Final thoughts: Google was remarkably better than Yahoo! and Live search in the Sept 2006 evaluation. However, Google may be reaching the limit of the current search paradigm. Further improvement by Google will take much more effort (possibly exponential amount of effort for linear gain). It is thus time for both Yahoo! and Live search to catch up, which is easier to do. Based on the evaluation results, I believe that it is going to very hard for either one of them to overtake Google (unless Google makes bad decisions), but to get close to Google is very likely, which in my opinion will happen in a not-long-distance future.

Acknowledgements

I would like to thank the 25 students in my fall 2006 CS583 class for their participation in the evaluation. Xiaowen Ding helped analyze the evaluation results. Some discussions with Zijian Zheng (Microsoft) and Ramakrishnan Srikant (Google) helped improve the presentation.

References

1. J. Bar-Ilan, Methods for measuring search engine performance over time, Journal of the American Society for Information Science & Technology, 53(4), p.308-319, 2002.

2. A. Broder. A taxonomy of Web search. SIGIR Forum, 36(2), 2002.

3. H. Chu, and M. Rosenthal. Search engines for the World Wide Web: a comparative study and evaluation methodology. Proceedings of the 59th annual meeting of the American Society for Information Science, 1996.

4. M. Gordon and P. Pathak, Finding information on the World Wide Web: the retrieval effectiveness of search engines, Information Processing and Management: an International Journal, 35(2), p.141-180, March 1999

5. D. Hawking, N. Craswell, P. Bailey, K. Griffihs. Measuring search engine quality, Information Retrieval, 4(1), 2001.

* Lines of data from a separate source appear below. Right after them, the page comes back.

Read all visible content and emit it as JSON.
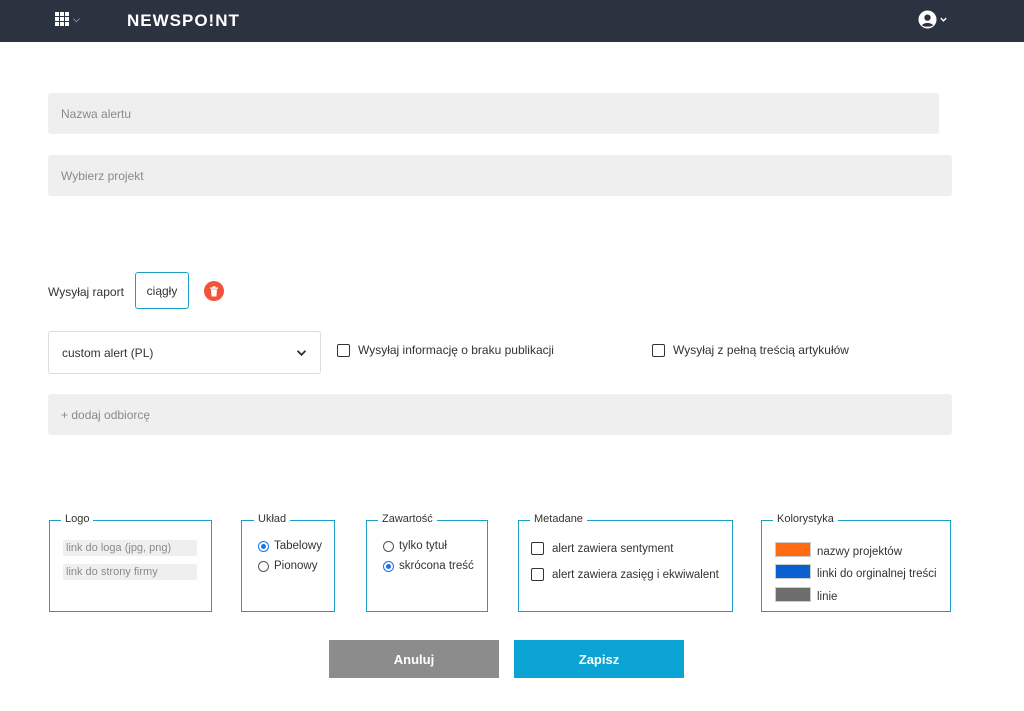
{
  "header": {
    "brand": "NEWSPO!NT",
    "apps_icon": "grid-icon",
    "user_icon": "user-circle-icon"
  },
  "form": {
    "alert_name_placeholder": "Nazwa alertu",
    "project_placeholder": "Wybierz projekt",
    "send_report_label": "Wysyłaj raport",
    "report_tag": "ciągły",
    "template_select_value": "custom alert (PL)",
    "no_publication_label": "Wysyłaj informację o braku publikacji",
    "full_content_label": "Wysyłaj z pełną treścią artykułów",
    "add_recipient_placeholder": "+ dodaj odbiorcę"
  },
  "groups": {
    "logo": {
      "title": "Logo",
      "logo_link_placeholder": "link do loga (jpg, png)",
      "company_link_placeholder": "link do strony firmy"
    },
    "layout": {
      "title": "Układ",
      "options": [
        "Tabelowy",
        "Pionowy"
      ],
      "selected": "Tabelowy"
    },
    "content": {
      "title": "Zawartość",
      "options": [
        "tylko tytuł",
        "skrócona treść"
      ],
      "selected": "skrócona treść"
    },
    "metadata": {
      "title": "Metadane",
      "options": [
        "alert zawiera sentyment",
        "alert zawiera zasięg i ekwiwalent"
      ]
    },
    "colors": {
      "title": "Kolorystyka",
      "items": [
        {
          "label": "nazwy projektów",
          "color": "#ff6a13"
        },
        {
          "label": "linki do orginalnej treści",
          "color": "#0a5fd1"
        },
        {
          "label": "linie",
          "color": "#6d6d6d"
        }
      ]
    }
  },
  "buttons": {
    "cancel": "Anuluj",
    "save": "Zapisz",
    "cancel_color": "#8c8c8c",
    "save_color": "#0aa3d4"
  },
  "colors": {
    "header_bg": "#2b3240",
    "accent": "#1aa0c8",
    "delete": "#f2533a"
  }
}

6.L. T. Su, H. Chen, and X. Dong. Evaluation of Web-based search engines from the end-user's perspective: a pilot study. Proceedings of the 61st Annual Meeting of the American Society for Information Science, 1998.

7. D. E. Rose and D. Levinson. Understanding user goals in Web search. WWW-04, 2004.

8. M-C. Tang, and Y. Sun. Evaluation of Web-based search engines using user-effort measures. Libres 13.2, 2003.

9. L. Vaughan. New measurements for search engine evaluation proposed and tested, Information Processing and Management: an International Journal, 40(4), 2004.